As the candidates squabbled at one point, Ms Haley cut in: “This is exactly why Margaret Thatcher said, ‘If you want something said, ask a man, if you want something done, ask a woman.'”
The debate exposed divisions within the party on support for Ukraine and abortion rights.
Most of the candidates pledged to back Ukraine in its war with Russia.
But Mr Ramaswamy mocked “professional politicians on the stage that will make a pilgrimage to Kyiv to their pope Zelenksy”.
Ms Haley assailed Mr Ramaswamy’s isolationist stance, saying: “You have no foreign policy experience and it shows!”
There was also a clash on whether pregnancy terminations could be restricted nationwide.
Ms Haley – the only woman on stage – said it was wrong to “make women feel like they have to decide on this issue” when Republicans lack the Senate votes to pass such a measure.
Mr Pence hit back that that was the “opposite of leadership”.
The candidates were asked by debate moderators if they would support Mr Trump should he become the Republican nominee.
Two of the eight on stage – Mr Christie and Mr Hutchinson – did not raise their hands.
Mr Christie was booed and cheered as he said: “The conduct [of Mr Trump] is beneath the office of president of the United States.”
Mr Hutchinson drew increasingly loud boos as he said Mr Trump was “disqualified” from the White House.
Mr Trump did not participate in the debate, citing his dominance in the race. He instead recorded an interview with former Fox host Tucker Carlson, which aired online at the same time in a bid to upstage the televised showdown.
The former president said he felt no need to be “harassed” by lesser rivals, in an interview which garnered 100 million views, according to X, formerly known as Twitter.
In the spin room after the debate, Trump spokesman Jason Miller said the former president had won despite his absence and that Mr DeSantis’ performance marked “the beginning of the end” for the Florida governor.
The debate took place just hours before Mr Trump will travel to Georgia to be arrested on charges of plotting to subvert the 2020 election results in that state.
Despite his legal troubles, Mr Trump leads the Republican race on 62% – way more than all his rivals combined, according to an opinion poll released on Sunday by the BBC’s US partner CBS News.
Mr DeSantis trails in second place on 16%. Mr Ramaswamy was third on 7%.
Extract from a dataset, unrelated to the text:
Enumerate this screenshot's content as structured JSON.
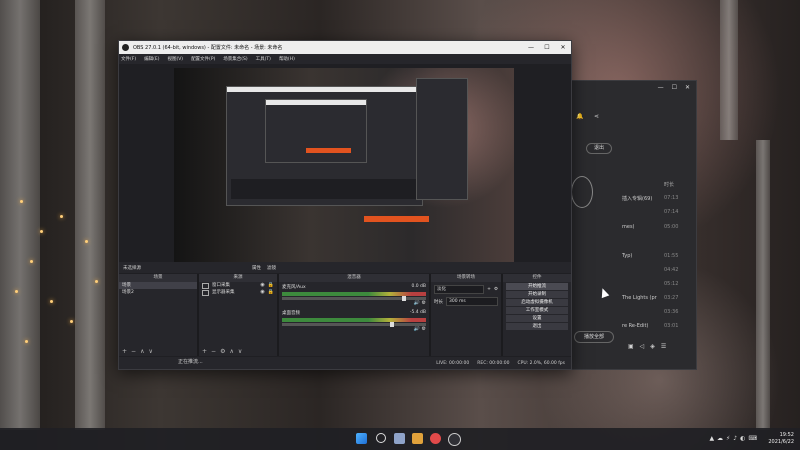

Mr Trump, 77, was also running neck-and-neck in a hypothetical matchup with Mr Biden, according to a Quinnipiac University opinion poll last week. It found 47% of respondents supported Mr Biden, while 46% backed Mr Trump.
At one debate-watch party in Atlanta, Georgia, about 100 young Republican voters took stock of the contenders.
Richard Polk, 33, thought Mr Trump was a good president, but “gets in his own way”.
Ashlee Jackson, an independent voter from the area, felt the candidates should offer fewer platitudes and more details on their policy positions.
The next Republican debate takes place in Simi Valley, California, on 27 September.
Voters will begin choosing their candidate in state-by-state elections known as primaries this January, with the first taking place in Iowa.
The eventual Republican nominee will be crowned at the party convention, also in Milwaukee, in July, before the general election four months later.